The most enduring legacy of Thatcherism and the Thatcher decade could well be privatisation. At the beginning of 1992 it was estimated that around $25bn of public assets went private, and there was cautious optimism that this was at least one growth area to sustain lawyers through the recession.
The CCT provisions, which were put forward in a consultation document, were another of the few positive moves for lawyers, who were also eyeing up Eastern Europe. In the year of the Maastricht treaty, Europe in general was very much on the agenda.
There were also changes in the top legal posts, with Barbara Mills QC appointed DPP, George Staple from Clifford Chance taking over from Barbara Mills as director of the SFO, and Lord Taylor appointed Lord Chief Justice, taking over from Lord Lane.
Also at the top of the profession, the introduction of the Judith (judges IT help project) and the increasingly widespread use of IT by judges was seen as having a ripple effect, with judges being set up as “role model users of IT” for others in the legal profession to follow.

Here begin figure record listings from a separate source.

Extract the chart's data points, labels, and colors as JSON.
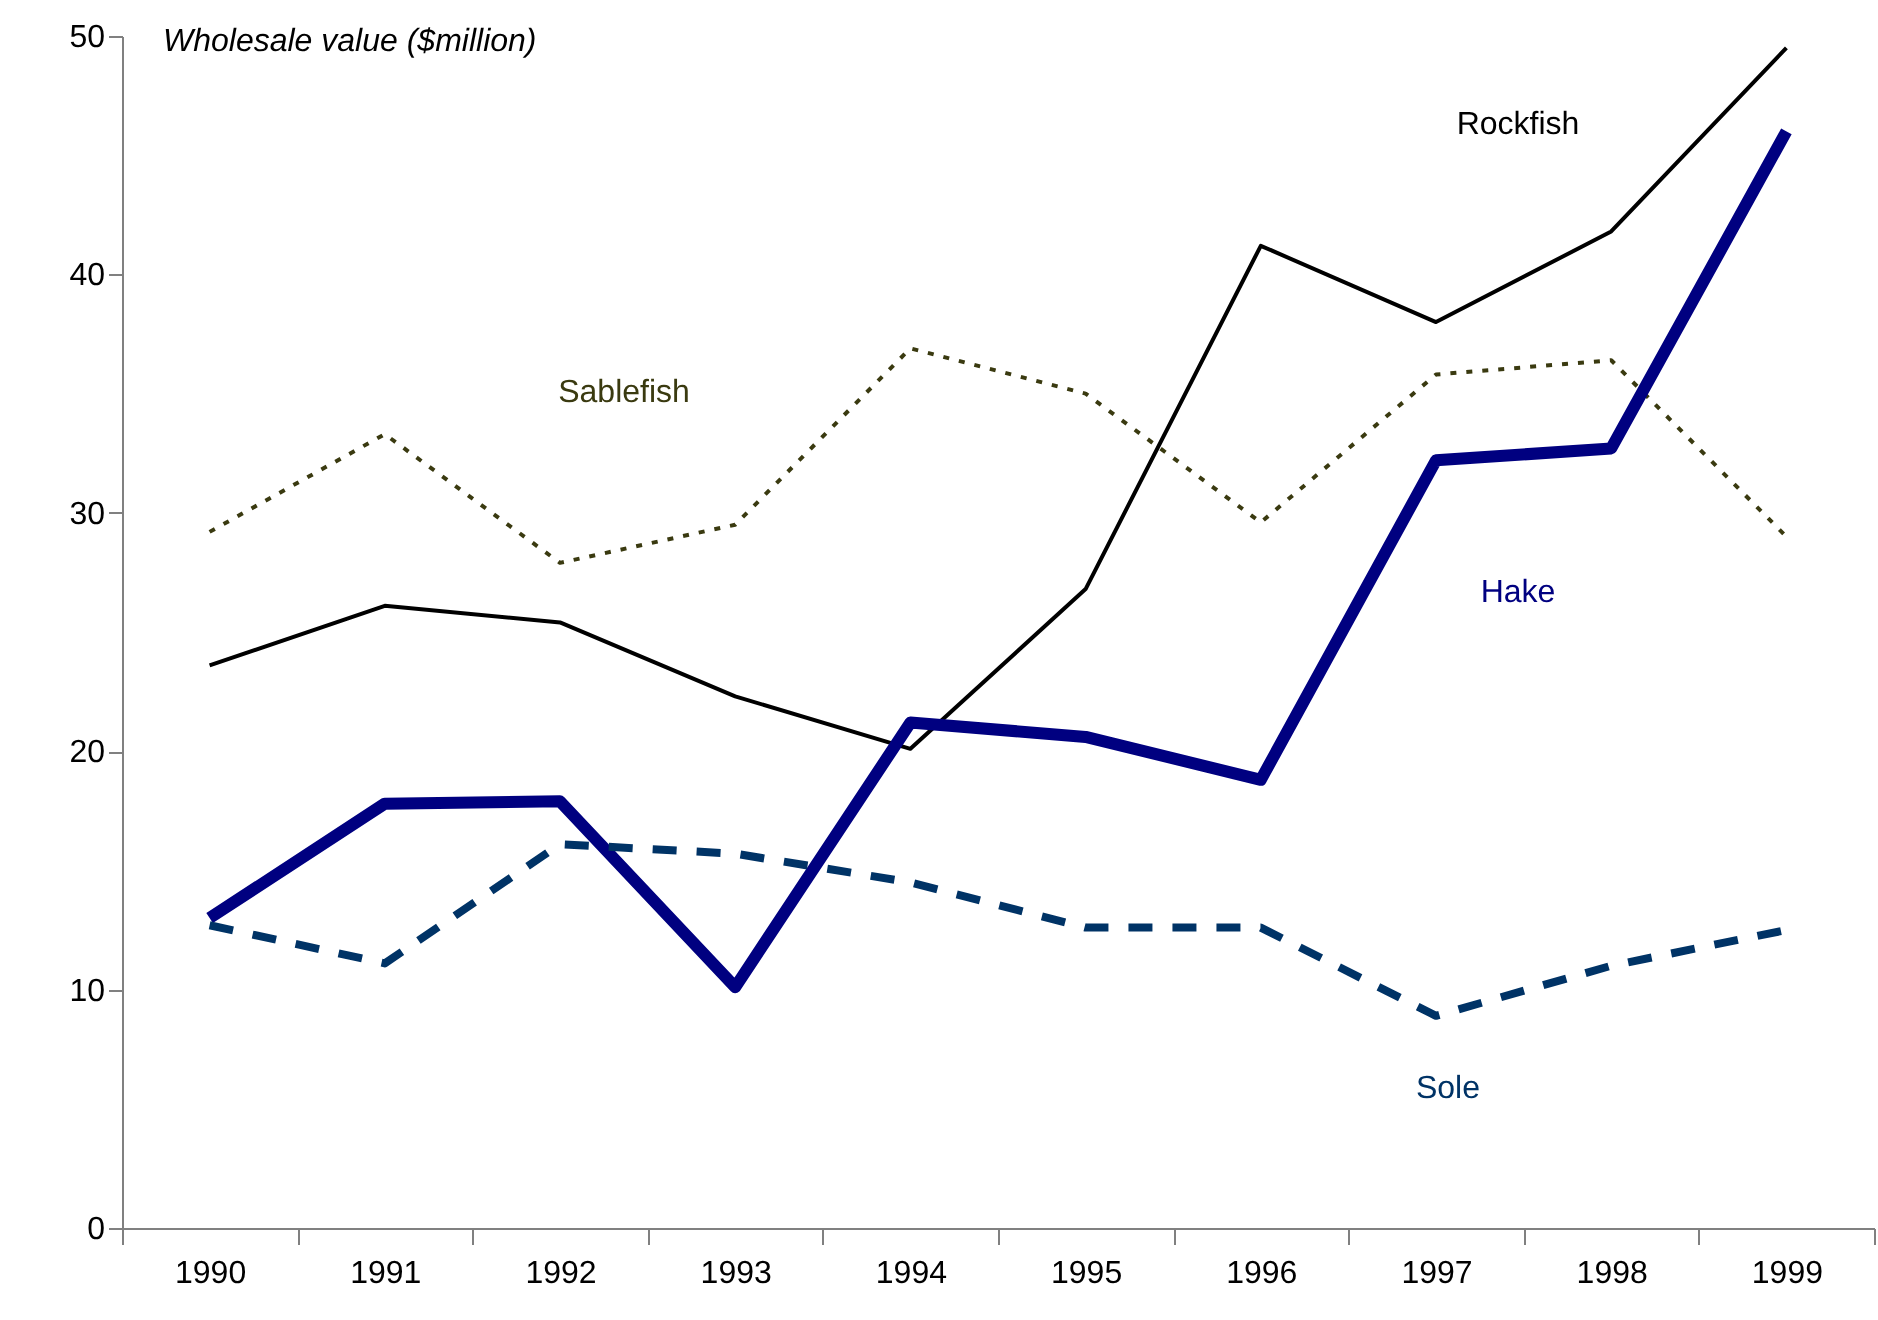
{
  "chart_data": {
    "type": "line",
    "ylabel": "Wholesale value ($million)",
    "categories": [
      "1990",
      "1991",
      "1992",
      "1993",
      "1994",
      "1995",
      "1996",
      "1997",
      "1998",
      "1999"
    ],
    "ylim": [
      0,
      50
    ],
    "yticks": [
      0,
      10,
      20,
      30,
      40,
      50
    ],
    "grid": false,
    "legend": false,
    "series": [
      {
        "name": "Rockfish",
        "color": "#000000",
        "line_style": "solid",
        "values": [
          23.6,
          26.1,
          25.4,
          22.3,
          20.1,
          26.8,
          41.2,
          38.0,
          41.8,
          49.5
        ]
      },
      {
        "name": "Sablefish",
        "color": "#3a3a10",
        "line_style": "dotted",
        "values": [
          29.2,
          33.3,
          27.9,
          29.5,
          36.9,
          35.0,
          29.6,
          35.8,
          36.4,
          29.0
        ]
      },
      {
        "name": "Hake",
        "color": "#000080",
        "line_style": "solid",
        "values": [
          13.0,
          17.8,
          17.9,
          10.1,
          21.2,
          20.6,
          18.8,
          32.2,
          32.7,
          46.0
        ]
      },
      {
        "name": "Sole",
        "color": "#003366",
        "line_style": "dashed",
        "values": [
          12.7,
          11.1,
          16.1,
          15.7,
          14.5,
          12.6,
          12.6,
          8.9,
          11.0,
          12.5
        ]
      }
    ]
  }
}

On the Top 100 front, when Eversheds finally merged it ranked second after Clifford Chance, dislodging Linklaters & Paines. It was not just law firms that were being proactive – 2 Harcourt Buildings merged with Belgian set Stanbrook & Hooper; Manches & Co joined Carter Faber; Pannone & Partners was formed by the merger of Pannone March Pearson and Pritchard Englefield and Tobin.
Despite the pick-up in merger activity there were still redundancy announcements by firms, with Turner Kenneth Brown making the third such unfortunate announcement in just over a year.
A survey showed a sharp profit slump hitting firms outside the south. Using median figures, profits fell 34 per cent to £22,000 in the north over 1990/91. A typical partner in the north was estimated to have a profit share of about £52,000 – about a third of his London counterpart. And growth in the in-house teams had come to a virtual standstill, with 84 per cent foreseeing no real change in size during the year. In the US, American Lawyer reported that there had been an overall decline in partners' profits, which fell 6 per cent to $400,000 in 1991, while revenues per lawyer fell $1,000 to $371,000 from $372,000.
Poaching by US firms continued, with senior partner Christopher Haan and two other partners leaving SJ Berwin to join Coudert Brothers. Shearman & Sterling was headhunting senior lawyers in top London firms to develop an English banking practice.
Lawyers who had made headlines by appearing in court themselves had mixed fortunes – four of the remaining five defendants were found guilty in the Blue Arrow trial, but charges against Travers Smith Braithwaite partner Alan Keat were dropped on the grounds that there was no case for him to answer.
Other solicitors were less fortunate – Essex solicitor Derek Chisnall was jailed for seven years for stealing more than £1m from clients. The court heard how Chisnall, who owned a Porsche and a string of racehorses, boasted to a colleague: “I am a thief but I have had a good life and a good run.” Meanwhile regional firm Durnford Ford was being investigated, and the senior partner Graham Ford resigned.
Legal aid wrangling continued, with the Law Society claiming that the number of people squeezed out of eligibility was well over 12 million.
Legal aid practitioners came out against fixed fees for magistrates court work; and a new inspectorate for the magistrates courts was planned. There were calls for the Lord Chancellor's advisory committee on legal aid to be abolished, and unsurprisingly, the Criminal Justice Act was slammed by lawyers.
On the legal education front, Newcastle Polytechnic was set to run the first four-year exempting law degree. Later in the year, the College of Law started tentative negotiations with other institutions to set up an exempting law degree.
The Legal Services Ombudsman's first annual report said he received over 1,200 complaints, double the number in 1991.
A survey of the top 500 law firms showed that 73 per cent of firms responding expected their profitability to be hit severely if a Labour Government was returned, while only 18 per cent expected a decrease under a Conservative regime.
Post-election, Sir Nicholas Lyell QC was appointed Attorney General – he later became embroiled in the Matrix-Churchill case with the then Lord Justice Scott, putting together his inquiry team. Lord Mackay stayed on, with John Taylor MP appointed to the new post of under-secretary to the LCD, and barrister Paul Boateng was shadow parliamentary secretary at the LCD.
Finally, there was good news again for those at the very top of the profession (unless, apparently, you were a senior judge) – the Judicial Pensions and Retirements Bill brought the retirement age of judges down to 70.